Hal ini disampaikan oleh Wakil Bupati Rohul Hafith Syukri, di Pasir Pengarayan. Dikatakannya, akhir-akhir ini dirinya sering mendapat pengaduan dari beberapa Kades tentang ancaman salah satu tim sukses pasangan calon Bupati dan wakil Bupati lainnya. Namun, pengaduan ancaman itu tidak dijelaskan oleh orang nomor 2 di Rohul itu.
Diakui Hafith, seharusnya hal ini tidak perlu terjadi. Pasalnya, Pemilukada yang akan digelar merupakan bagain dari pesta demokrasi untuk memilih pemimpin terbaik di 'Negeri Seribu Suluk'. Pemilukada hanya untuk menentukan pimpinan Rohul untuk lima tahun mendatang.
"Seharusnya, pengancaman itu dilaporkan pihak kepolisian," kata Hafith seusai Rakor di Pasir Pengarayan, Kamis 29 Oktober 2015.
Masih terkait Pemilukada Rohul, selain pengancaman terhadap beberapa kades, dirinya sangat menyayangkan adanya oknum yang tidak bertanggungjawab menyebut kalau dirinya memiliki lahan di sekitaran hutan prosuksi terbatas (HPT) Kaiti-Pauh, Kecamatan Rambah Samo.
Terhadap isu itu, Hafith mengakui kalau dirinya sudah pernah ke lokasi yang disebutkan. Namun oknum yang tidak bertanggungjawab itu tidak bisa membuktikan.

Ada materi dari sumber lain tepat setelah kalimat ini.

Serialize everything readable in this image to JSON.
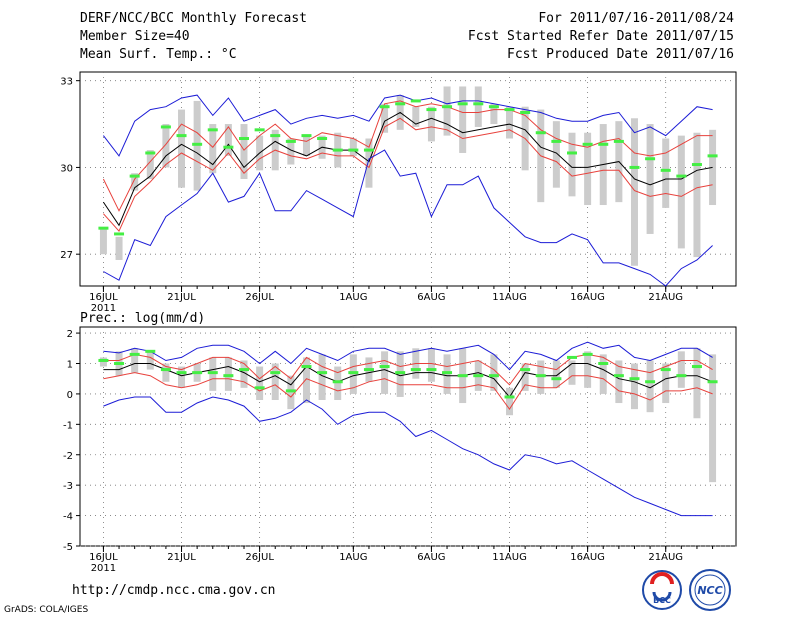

"Saya sudah ke lapangan bersama penyidik kepolisian. Namun mereka (oknum penebar issu) tidak datang dan tidak bisa membuktikannya," sambung Hafith, yang sangat menyayangkan hal itu. Apalagi issu itu marak saat dirinya ikut mencalon sebagai Bupati Rohul yang berpasangan dengan Nasrul Hadi (Mantan Ketua DPRD).
"Kita ingin Pemilukada Rohul aman dan tertib, jangan ada saling ancam-mengancam apalagi memprokatori, kita ingin pemilihan kali ini tersukses di Provinsi Riau," tuturnya.